Ketua Forum Danau Nusantara ini menilai upaya menjaga ekosistem alam Bali tidak saja dilaksanakan dari hilir, namun hulunya juga perlu diberikan perlindungan secara ekstra. Sehingga, Pergub Bali tentang Perlindungan Danau, Mata Air, Sungai, dan Laut yang digagas Gubernur Koster merupakan upaya untuk memuliakan anugerah alam Bali yang telah memberikan Pulau Dewata sebanyak 4 danau (Danau Batur, Danau Beratan, Danau Tamblingan, dan Danau Buyan) yang kondisinya diketahui dalam keadaan sangat memprihatinkan. “Hasil analisis di Danau Batur, menunjukkan kualitas air danau sekarang sudah masuk kelas III atau tidak layak untuk air minum sampai tidak layak menjadi sumber air pertanian. Hal ini disebabkan, elastisitas Danau Batur mulai berkurang, makanya terjadinya peningkatan volume air di Danau dan terjadinya penurunan volume sumber mata air yang ada di sekitaran danau,” ujar Luh Kartini.

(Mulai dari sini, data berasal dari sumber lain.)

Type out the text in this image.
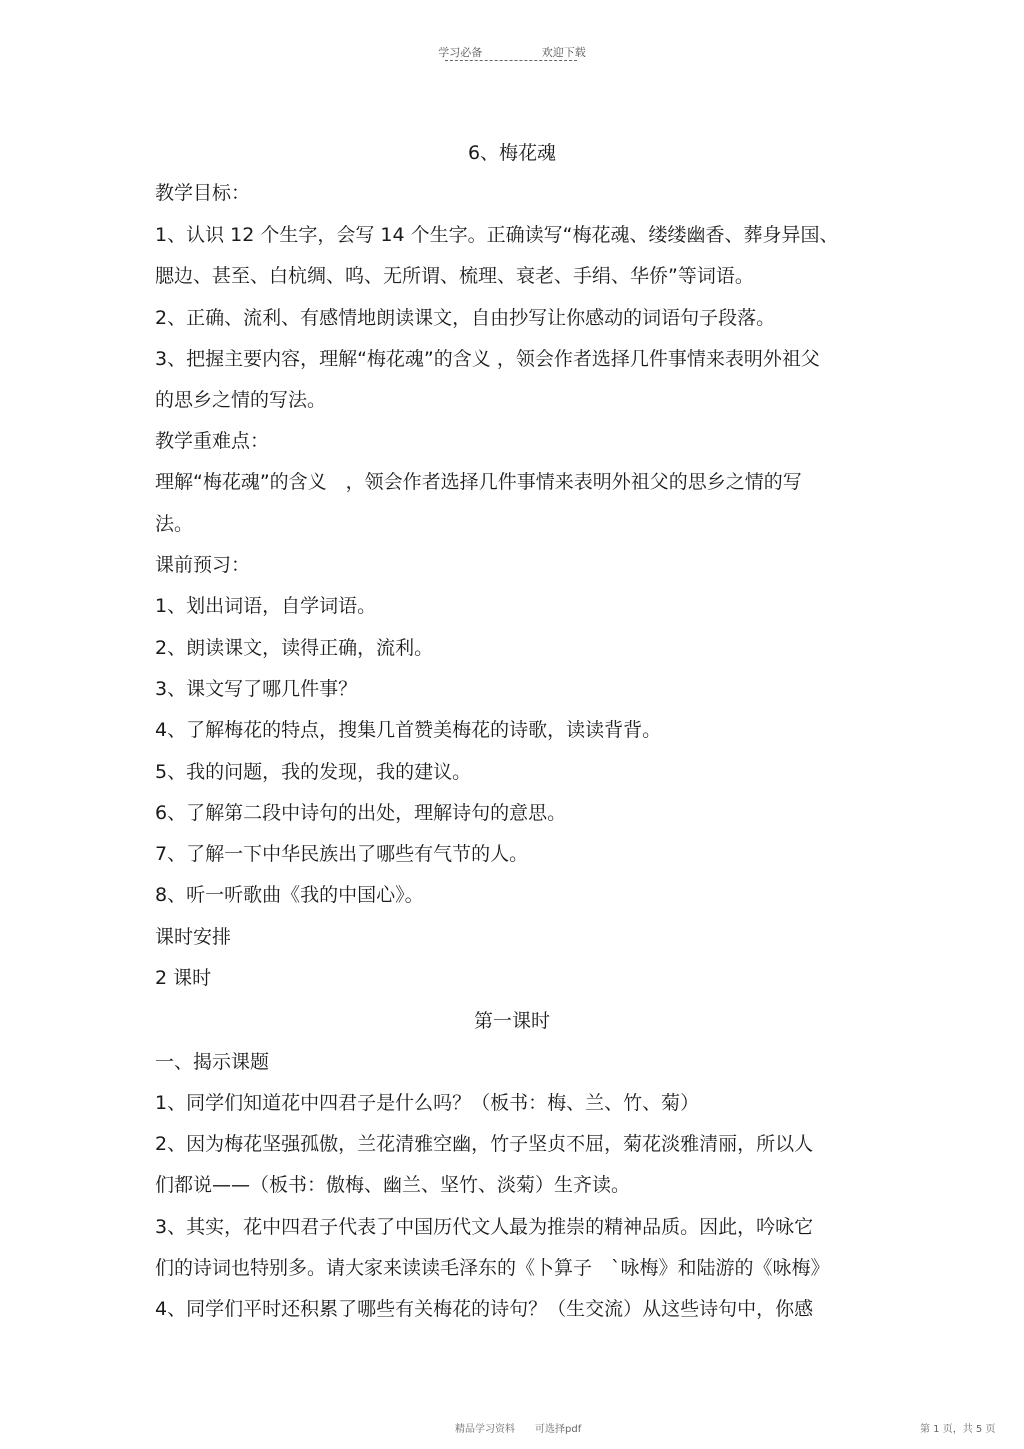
学习必备	欢迎下载
6、梅花魂
教学目标：
1、认识 12 个生字，会写 14 个生字。正确读写“梅花魂、缕缕幽香、葬身异国、
腮边、甚至、白杭绸、呜、无所谓、梳理、衰老、手绢、华侨”等词语。
2、正确、流利、有感情地朗读课文，自由抄写让你感动的词语句子段落。
3、把握主要内容，理解“梅花魂”的含义 ，领会作者选择几件事情来表明外祖父
的思乡之情的写法。
教学重难点：
理解“梅花魂”的含义　，领会作者选择几件事情来表明外祖父的思乡之情的写
法。
课前预习：
1、划出词语，自学词语。
2、朗读课文，读得正确，流利。
3、课文写了哪几件事？
4、了解梅花的特点，搜集几首赞美梅花的诗歌，读读背背。
5、我的问题，我的发现，我的建议。
6、了解第二段中诗句的出处，理解诗句的意思。
7、了解一下中华民族出了哪些有气节的人。
8、听一听歌曲《我的中国心》。
课时安排
2 课时
第一课时
一、揭示课题
1、同学们知道花中四君子是什么吗？（板书：梅、兰、竹、菊）
2、因为梅花坚强孤傲，兰花清雅空幽，竹子坚贞不屈，菊花淡雅清丽，所以人
们都说——（板书：傲梅、幽兰、坚竹、淡菊）生齐读。
3、其实，花中四君子代表了中国历代文人最为推崇的精神品质。因此，吟咏它
们的诗词也特别多。请大家来读读毛泽东的《卜算子　`咏梅》和陆游的《咏梅》
4、同学们平时还积累了哪些有关梅花的诗句？（生交流）从这些诗句中，你感
精品学习资料　　可选择pdf	第 1 页，共 5 页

Dijelaskan, elastisitas itu yaitu air yang keluar dari pori-pori danau dalam kondisi menurun, akibat terjadinya sidimentasi. Penyebab sidimentasi, karena telah terjadi perambahan hutan konservasi di atas Danau Batur menjadi kebun. Begitu juga terjadi di Danau Buyan. “Masalah di Danau Batur kian diperparah, akibat adanya aktivitas keramba. Sehingga saya berharap Pemerintah mulai mengajak masyarakat yang melakukan aktivitas keramba untuk beralih ke profesi lainnya, mungkin dengan memberikan subsidi, karena Danau itu tidak boleh terdapat keramba, kalau terus bertambah keramba di danau, maka ekosistem danau menjadi terancam rusak parah,” ungkapnya.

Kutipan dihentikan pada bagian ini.